Following promises to “step back” from Broadway productions and film projects, Scott Rudin says he will resign from the Broadway League, the trade organization that represents Broadway producers, theatre owners, and other industry leaders. His absence smooths the way forward for unions that are locked in bargaining agreements with the League to prevent members from working with the producer.
Rudin’s decision was reported by The New York Times two days after a “March on Broadway,” led by actors and activists, demanded accountability for the troubled industry titan and transparency from Actors’ Equity on steps to ensure safe work environments upon theatres’ reopening. The League has not yet commented on the matter. In addition to Rudin’s ousting from the League, the cohort offered a less specific request: restorations from the producer in the form of a “large sum” of money to 20 BIPOC-led theatre companies.
The Times piece echoes and adds to The Hollywood Reporter and New York Magazine’s reports of Rudin’s abusive behavior toward interns, assistants, and staff members. Additionally, the new report depicts instances of intimidation and vindictiveness aimed at talent, including actor Rita Wilson (who had appeared in the Rudin-produced Fish in the Dark) and playwrights Adam Rapp and Sarah Ruhl. Wilson cited Rudin’s insensitivity around her breast cancer diagnosis at the time of the production; plans for Rudin to produce Rapp’s The Sound Inside and Ruhl’s Becky Nurse of Salem became collateral damage in a feud with their agent Mark Subias. (The former did open on Broadway in 2019 via producer Jeffrey Richards, and the latter is expected to make its New York debut at Lincoln Center Theater.)

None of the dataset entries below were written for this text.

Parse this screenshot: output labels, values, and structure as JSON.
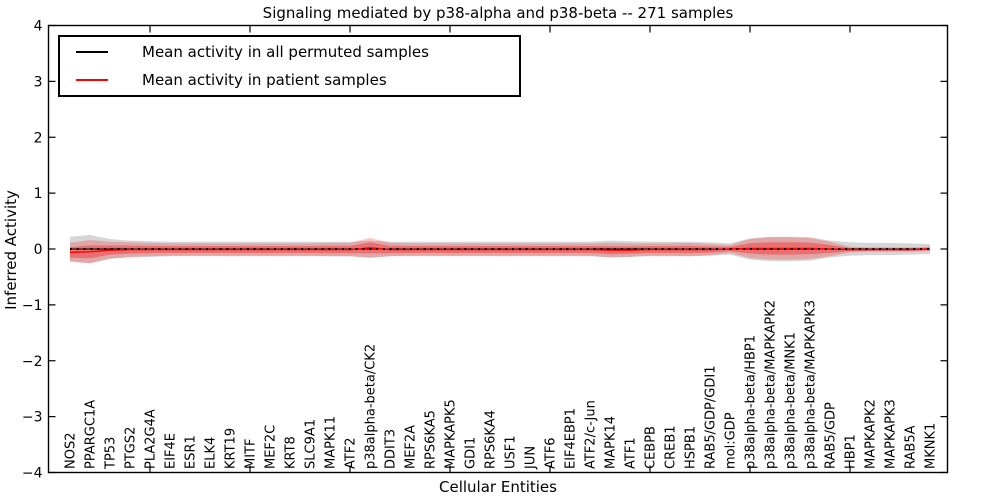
{
  "chart_data": {
    "type": "line",
    "title": "Signaling mediated by p38-alpha and p38-beta -- 271 samples",
    "xlabel": "Cellular Entities",
    "ylabel": "Inferred Activity",
    "ylim": [
      -4,
      4
    ],
    "grid": false,
    "legend_position": "upper left",
    "yticks": {
      "values": [
        4,
        3,
        2,
        1,
        0,
        -1,
        -2,
        -3,
        -4
      ],
      "labels": [
        "4",
        "3",
        "2",
        "1",
        "0",
        "−1",
        "−2",
        "−3",
        "−4"
      ]
    },
    "major_xtick_indices": [
      4,
      9,
      14,
      19,
      24,
      29,
      34,
      39
    ],
    "categories": [
      "NOS2",
      "PPARGC1A",
      "TP53",
      "PTGS2",
      "PLA2G4A",
      "EIF4E",
      "ESR1",
      "ELK4",
      "KRT19",
      "MITF",
      "MEF2C",
      "KRT8",
      "SLC9A1",
      "MAPK11",
      "ATF2",
      "p38alpha-beta/CK2",
      "DDIT3",
      "MEF2A",
      "RPS6KA5",
      "MAPKAPK5",
      "GDI1",
      "RPS6KA4",
      "USF1",
      "JUN",
      "ATF6",
      "EIF4EBP1",
      "ATF2/c-Jun",
      "MAPK14",
      "ATF1",
      "CEBPB",
      "CREB1",
      "HSPB1",
      "RAB5/GDP/GDI1",
      "mol:GDP",
      "p38alpha-beta/HBP1",
      "p38alpha-beta/MAPKAPK2",
      "p38alpha-beta/MNK1",
      "p38alpha-beta/MAPKAPK3",
      "RAB5/GDP",
      "HBP1",
      "MAPKAPK2",
      "MAPKAPK3",
      "RAB5A",
      "MKNK1"
    ],
    "series": [
      {
        "name": "Mean activity in all permuted samples",
        "color": "#000000",
        "values": [
          0,
          0,
          0,
          0,
          0,
          0,
          0,
          0,
          0,
          0,
          0,
          0,
          0,
          0,
          0,
          0,
          0,
          0,
          0,
          0,
          0,
          0,
          0,
          0,
          0,
          0,
          0,
          0,
          0,
          0,
          0,
          0,
          0,
          0,
          0,
          0,
          0,
          0,
          0,
          0,
          0,
          0,
          0,
          0
        ],
        "std": [
          0.22,
          0.25,
          0.18,
          0.15,
          0.14,
          0.13,
          0.13,
          0.13,
          0.13,
          0.13,
          0.13,
          0.13,
          0.13,
          0.13,
          0.13,
          0.15,
          0.13,
          0.13,
          0.13,
          0.13,
          0.13,
          0.13,
          0.13,
          0.13,
          0.13,
          0.13,
          0.13,
          0.15,
          0.14,
          0.13,
          0.13,
          0.13,
          0.12,
          0.1,
          0.19,
          0.22,
          0.22,
          0.21,
          0.15,
          0.12,
          0.11,
          0.11,
          0.1,
          0.09
        ]
      },
      {
        "name": "Mean activity in patient samples",
        "color": "#ff0000",
        "values": [
          -0.06,
          -0.05,
          -0.02,
          -0.01,
          -0.01,
          -0.01,
          -0.01,
          -0.01,
          -0.01,
          -0.01,
          -0.01,
          -0.01,
          -0.01,
          -0.01,
          -0.01,
          0.02,
          -0.01,
          -0.01,
          -0.01,
          -0.01,
          -0.01,
          -0.01,
          -0.01,
          -0.01,
          -0.01,
          -0.01,
          -0.01,
          -0.02,
          -0.02,
          -0.01,
          -0.01,
          -0.01,
          -0.01,
          0.0,
          0.01,
          0.01,
          0.01,
          0.01,
          0.0,
          -0.01,
          -0.01,
          -0.01,
          -0.01,
          0.0
        ],
        "std": [
          0.17,
          0.21,
          0.15,
          0.13,
          0.12,
          0.11,
          0.11,
          0.11,
          0.11,
          0.11,
          0.11,
          0.11,
          0.11,
          0.12,
          0.12,
          0.18,
          0.12,
          0.11,
          0.11,
          0.11,
          0.11,
          0.11,
          0.11,
          0.11,
          0.11,
          0.11,
          0.11,
          0.13,
          0.12,
          0.11,
          0.11,
          0.12,
          0.1,
          0.07,
          0.17,
          0.2,
          0.2,
          0.19,
          0.13,
          0.05,
          0.04,
          0.04,
          0.04,
          0.04
        ]
      }
    ],
    "legend": {
      "entries": [
        {
          "label": "Mean activity in all permuted samples",
          "color": "#000000"
        },
        {
          "label": "Mean activity in patient samples",
          "color": "#ff0000"
        }
      ]
    },
    "colors": {
      "axis": "#000000",
      "permuted_band_fill": "rgba(0,0,0,0.16)",
      "patient_band_outer_fill": "rgba(255,0,0,0.22)",
      "patient_band_inner_fill": "rgba(255,0,0,0.33)",
      "zero_dotted_line": "#000000"
    }
  }
}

What remains unclear is who exactly will take Rudin’s place as key decision makers in his productions, which include the upcoming revivals of The Music Man and Our Town as well as the Broadway productions of To Kill a Mockingbird, West Side Story, and The Book of Mormon that were running up until the coronavirus shutdown. While echoing his previous assertion that other producers will replace him on these shows, Rudin has not yet offered specifics regarding his own financial responsibilities or profits from these titles moving forward.

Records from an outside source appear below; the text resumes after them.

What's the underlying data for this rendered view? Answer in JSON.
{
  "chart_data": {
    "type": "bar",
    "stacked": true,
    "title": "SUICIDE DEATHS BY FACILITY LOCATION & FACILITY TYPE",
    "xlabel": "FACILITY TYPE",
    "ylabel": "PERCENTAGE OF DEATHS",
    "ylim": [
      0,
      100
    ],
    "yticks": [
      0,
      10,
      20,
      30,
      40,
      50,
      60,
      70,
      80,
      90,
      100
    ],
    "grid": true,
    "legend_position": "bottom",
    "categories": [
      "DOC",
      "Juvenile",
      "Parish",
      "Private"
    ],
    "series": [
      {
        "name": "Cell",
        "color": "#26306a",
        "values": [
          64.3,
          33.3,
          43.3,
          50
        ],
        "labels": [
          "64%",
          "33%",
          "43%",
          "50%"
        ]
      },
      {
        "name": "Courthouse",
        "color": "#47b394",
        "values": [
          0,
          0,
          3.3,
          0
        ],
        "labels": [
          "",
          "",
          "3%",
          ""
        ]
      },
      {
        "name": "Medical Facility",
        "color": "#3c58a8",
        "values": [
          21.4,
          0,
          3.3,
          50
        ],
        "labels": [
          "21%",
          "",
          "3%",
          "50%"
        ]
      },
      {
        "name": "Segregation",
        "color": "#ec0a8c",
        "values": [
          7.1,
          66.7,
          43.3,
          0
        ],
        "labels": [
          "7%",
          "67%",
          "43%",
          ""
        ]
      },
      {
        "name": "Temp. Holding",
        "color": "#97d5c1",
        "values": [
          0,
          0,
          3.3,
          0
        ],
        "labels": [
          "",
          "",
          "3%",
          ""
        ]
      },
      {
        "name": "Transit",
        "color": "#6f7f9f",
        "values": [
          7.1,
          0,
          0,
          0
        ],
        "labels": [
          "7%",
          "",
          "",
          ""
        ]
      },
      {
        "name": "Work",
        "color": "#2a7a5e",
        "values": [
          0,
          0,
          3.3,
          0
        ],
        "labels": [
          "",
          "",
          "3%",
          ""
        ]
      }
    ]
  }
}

Rudin was also a leading organizer of New York State’s “PopsUp” program, presenting performances in a variety of socially distanced venues (including some Broadway theatres) and outdoor spaces as a signal of arts and culture’s post-pandemic revitalization. The festival said April 23 that Rudin had stepped down from managing the program three weeks ago—around the time of The Hollywood Reporter’s initial exposé on Rudin’s longstanding behavior.